That is, you burn more fossil fuel energy deploying photovoltaic arrays than you regain during their (short) usable lifetime. That doesn't make them any less-convenient for remote off-grid applications, but they're not going to replace other power sources anytime soon.

Solar energy is still viable for heating (obvious) as well as power generation using mirror concentrators.

Relatively yes

[Yokaze]

Could you please back your statements up with some sort of facts, preferably from a reliable source?

This source seems to suggest otherwise. Btw, the mass-production of solar-cells has begun after the publishing of this paper.

>during their (short) usable lifetime
I don't know about your experience. But I've had a solar cell, which has been serving me well for longer than 20 years. Guarantees are usually issued for 20 years lifetime.

Interestingly, I've heard similar stories about nuclear plants. Not that I'm claiming that they are true.

self sustaining?

[k3v0]

it may produce 500 megawatts of fusion power for 500 seconds or longer, but how much energy is required to initiate the process? i'm not really that familiar with fusion, but it would seem that quite a bit of energy would be required to heat the elements to the balmy 100 million Celsius.

Before you condemn it, understand it

[fuzzykitty]

While it is true that the result from Iter will be a lot of radioactive waste, this project must continue because it is vital to fusion research. The radioactive waste will result because of the plan to use stainless steel in the reactor construction. Stainless steel is easy to activate (because of the nickle and other elements in it) however it is one of the few materials that can take the reactor wall loading that we know how to work with (Vanadium would be an excellent replacement and have a very short halflife (on the order of decades) except for the fact nobody really knows how to roll it, weld it, make it into a pipe etc...). Don't forget that the vast majority of our industrial complex is built on the understaning of steel.

As with any prototype, there are issues. Fusion by itself is clean and if low activation materials can be used, such a silicon carbide and vanadium, which will result in very little radioactive waste with short halflifes.

The other aspect of ITER, which is a boon for fusion research, is that it is the first comercial "scale up" of a fusion reactor. Current research reactors are small and thus too small to generate enough fusion power to be useful on a grid. Fusion does occur, but it is not at a "density" (I am taking a bit of liberty with the nomenclature for a simplified explanation) that is sufficient to offset the power put into the system (ie other lossy effects are not overcome until there are more fusion reactions per unit time in a given volume)

In short future reactors will be a LOT cleaner after ITER. It's sort of like the early days of fission. A crude graphite pile lead to intrinsically safe and efficient boiling water reactors. It seems to me that a little bit of pain to jumpstart the research is worthwhile.

Re:problems with fusion

[Vellmont]

So we'd have fusion technology today if Joe Scmuchatelli had a weak inkling of what happens in a nuclear reactor? I'm afraid you're vastly uninformed about fusion.

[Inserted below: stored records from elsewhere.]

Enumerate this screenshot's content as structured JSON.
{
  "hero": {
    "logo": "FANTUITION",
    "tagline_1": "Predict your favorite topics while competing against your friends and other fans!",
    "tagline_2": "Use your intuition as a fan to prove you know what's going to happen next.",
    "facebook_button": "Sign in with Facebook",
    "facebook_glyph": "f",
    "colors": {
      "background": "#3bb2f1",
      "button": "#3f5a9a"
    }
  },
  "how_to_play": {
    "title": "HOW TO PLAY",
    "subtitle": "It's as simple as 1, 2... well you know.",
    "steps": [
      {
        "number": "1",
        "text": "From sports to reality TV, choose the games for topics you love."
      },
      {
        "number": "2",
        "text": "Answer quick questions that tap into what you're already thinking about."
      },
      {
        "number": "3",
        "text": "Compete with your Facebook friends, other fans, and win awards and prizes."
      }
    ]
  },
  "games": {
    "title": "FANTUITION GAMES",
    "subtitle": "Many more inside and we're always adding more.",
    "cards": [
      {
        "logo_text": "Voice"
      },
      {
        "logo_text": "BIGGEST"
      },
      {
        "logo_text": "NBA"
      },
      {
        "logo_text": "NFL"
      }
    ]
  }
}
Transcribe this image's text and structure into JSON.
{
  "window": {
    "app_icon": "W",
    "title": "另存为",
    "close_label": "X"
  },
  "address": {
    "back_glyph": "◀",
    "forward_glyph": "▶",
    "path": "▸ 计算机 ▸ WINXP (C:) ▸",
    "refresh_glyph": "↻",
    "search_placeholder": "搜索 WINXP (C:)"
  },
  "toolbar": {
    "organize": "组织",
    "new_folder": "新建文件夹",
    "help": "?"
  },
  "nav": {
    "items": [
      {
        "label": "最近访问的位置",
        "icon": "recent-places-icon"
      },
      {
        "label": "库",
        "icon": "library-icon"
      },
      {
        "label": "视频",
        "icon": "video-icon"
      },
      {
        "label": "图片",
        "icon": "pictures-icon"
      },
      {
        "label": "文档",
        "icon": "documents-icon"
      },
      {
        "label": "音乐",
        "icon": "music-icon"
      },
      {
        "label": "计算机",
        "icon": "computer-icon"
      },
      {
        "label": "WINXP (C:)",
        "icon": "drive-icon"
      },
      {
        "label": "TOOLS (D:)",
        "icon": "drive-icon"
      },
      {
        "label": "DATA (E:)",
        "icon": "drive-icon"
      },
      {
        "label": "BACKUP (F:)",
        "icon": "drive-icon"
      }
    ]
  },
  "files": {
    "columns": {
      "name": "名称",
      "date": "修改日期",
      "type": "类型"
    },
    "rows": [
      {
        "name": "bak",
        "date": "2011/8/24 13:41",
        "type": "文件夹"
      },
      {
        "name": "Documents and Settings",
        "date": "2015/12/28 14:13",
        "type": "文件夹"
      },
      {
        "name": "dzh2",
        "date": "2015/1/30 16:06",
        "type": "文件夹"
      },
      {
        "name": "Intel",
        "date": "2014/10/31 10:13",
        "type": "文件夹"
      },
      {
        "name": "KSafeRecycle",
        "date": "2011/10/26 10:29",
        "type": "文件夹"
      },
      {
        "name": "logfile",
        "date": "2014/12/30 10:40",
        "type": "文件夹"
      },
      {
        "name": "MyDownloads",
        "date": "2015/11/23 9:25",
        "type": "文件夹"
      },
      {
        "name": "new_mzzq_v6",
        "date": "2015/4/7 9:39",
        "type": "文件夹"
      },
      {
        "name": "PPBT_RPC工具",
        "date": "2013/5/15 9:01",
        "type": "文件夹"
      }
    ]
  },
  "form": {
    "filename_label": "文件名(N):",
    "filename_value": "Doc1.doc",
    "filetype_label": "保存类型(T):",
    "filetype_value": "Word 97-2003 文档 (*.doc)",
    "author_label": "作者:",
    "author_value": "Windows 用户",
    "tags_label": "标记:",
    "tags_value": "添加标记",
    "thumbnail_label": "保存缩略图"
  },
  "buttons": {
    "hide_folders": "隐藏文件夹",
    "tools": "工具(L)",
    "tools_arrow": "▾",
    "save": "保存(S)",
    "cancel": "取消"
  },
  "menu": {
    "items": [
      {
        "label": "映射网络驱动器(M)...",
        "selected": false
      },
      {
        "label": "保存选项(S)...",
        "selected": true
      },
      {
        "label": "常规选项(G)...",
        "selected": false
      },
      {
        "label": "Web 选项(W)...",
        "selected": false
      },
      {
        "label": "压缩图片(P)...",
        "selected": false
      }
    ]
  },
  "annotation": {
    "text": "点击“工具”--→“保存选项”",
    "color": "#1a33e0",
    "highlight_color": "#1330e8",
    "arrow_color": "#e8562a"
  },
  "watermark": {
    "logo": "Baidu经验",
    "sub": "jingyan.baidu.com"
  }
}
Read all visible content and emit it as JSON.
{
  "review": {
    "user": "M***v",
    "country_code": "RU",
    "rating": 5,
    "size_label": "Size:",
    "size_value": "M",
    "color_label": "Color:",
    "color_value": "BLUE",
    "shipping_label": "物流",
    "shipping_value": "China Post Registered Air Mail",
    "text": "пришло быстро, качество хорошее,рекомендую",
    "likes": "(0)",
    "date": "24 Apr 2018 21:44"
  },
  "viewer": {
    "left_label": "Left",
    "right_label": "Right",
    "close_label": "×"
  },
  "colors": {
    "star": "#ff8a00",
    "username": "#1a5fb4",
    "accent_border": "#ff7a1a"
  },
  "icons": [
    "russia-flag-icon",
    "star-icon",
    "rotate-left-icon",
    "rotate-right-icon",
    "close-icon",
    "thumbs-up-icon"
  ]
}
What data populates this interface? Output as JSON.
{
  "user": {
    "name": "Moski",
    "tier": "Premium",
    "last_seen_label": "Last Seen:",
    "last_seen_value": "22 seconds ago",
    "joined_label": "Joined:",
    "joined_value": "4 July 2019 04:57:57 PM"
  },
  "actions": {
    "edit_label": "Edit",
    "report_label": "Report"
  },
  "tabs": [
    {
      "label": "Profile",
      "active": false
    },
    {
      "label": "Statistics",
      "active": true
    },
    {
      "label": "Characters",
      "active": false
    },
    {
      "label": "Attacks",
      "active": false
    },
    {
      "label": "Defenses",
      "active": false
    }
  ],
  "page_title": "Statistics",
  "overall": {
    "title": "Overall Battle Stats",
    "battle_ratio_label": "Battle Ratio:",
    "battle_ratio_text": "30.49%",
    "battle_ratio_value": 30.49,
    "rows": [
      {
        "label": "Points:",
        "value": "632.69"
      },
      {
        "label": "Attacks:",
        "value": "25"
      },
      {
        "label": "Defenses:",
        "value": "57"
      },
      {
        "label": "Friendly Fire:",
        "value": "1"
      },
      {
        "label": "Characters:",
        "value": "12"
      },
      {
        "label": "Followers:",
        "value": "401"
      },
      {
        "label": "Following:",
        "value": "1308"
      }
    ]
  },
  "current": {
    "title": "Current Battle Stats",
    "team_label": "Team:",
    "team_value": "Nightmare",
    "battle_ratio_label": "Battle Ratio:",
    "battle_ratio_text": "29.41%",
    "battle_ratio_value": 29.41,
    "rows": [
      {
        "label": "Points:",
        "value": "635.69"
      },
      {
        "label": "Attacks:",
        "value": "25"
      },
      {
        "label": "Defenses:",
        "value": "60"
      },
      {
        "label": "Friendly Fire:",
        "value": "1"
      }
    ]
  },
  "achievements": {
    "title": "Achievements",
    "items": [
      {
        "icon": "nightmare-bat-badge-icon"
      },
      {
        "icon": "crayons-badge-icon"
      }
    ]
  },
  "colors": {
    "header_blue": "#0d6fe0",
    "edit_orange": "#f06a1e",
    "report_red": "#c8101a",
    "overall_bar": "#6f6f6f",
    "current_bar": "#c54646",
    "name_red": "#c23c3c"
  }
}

The problem isn't that Joe Sixpack doesn't know a little, the problem is that Joe Scientist doesn't know the intricacies of how to maintain a fusion reaction. That's why this facility is being built.

Fusion research has reached a stage where the only way to get closer to commercial production is to scale the whole experiment up. You state that there haven't been any experiments to show fusion can be used commercially... Well Duh! Researchers have only recently gotten past the break even point. That's why we call it "experiment", and not "commercial implementation". The problem is not one of not enough qualified workers and thus it's too expensive, the problem is we just don't know how to make a sustainable fusion reactor yet.

Re:Cleanest my foot

[the+eric+conspiracy]

They don't like to mention how many hundreds of tons of material would be made radioactive by the heavy neutron bombardment from hydrogen reactors.

Fusion reactors do not generate high level radioactive waste that must be isolated for geological lengths of time in the way fission reactors do. The radioactive by products from a fusion reactor are low level and with short half-lives (less than 100 years). The short half-life makes in place storage of the irradiated structural components quite feasible - they don't need to be transported etc.

In addition a fusion reactor is fail safe - there is no danger of a meltdown or similar event.

The real attraction of fusion is that it is potentially extremely scalable. Alternative energy sources like solar, wind, etc. are attractive within the near term framework of reducing greenhouse gases over the next decade or two. Ultimately however it is hard to imagine how these dilute, funtamentally limited sources of energy will supply what is needed for strong economic growth into the next century, or a world population that exceeds 10 billions.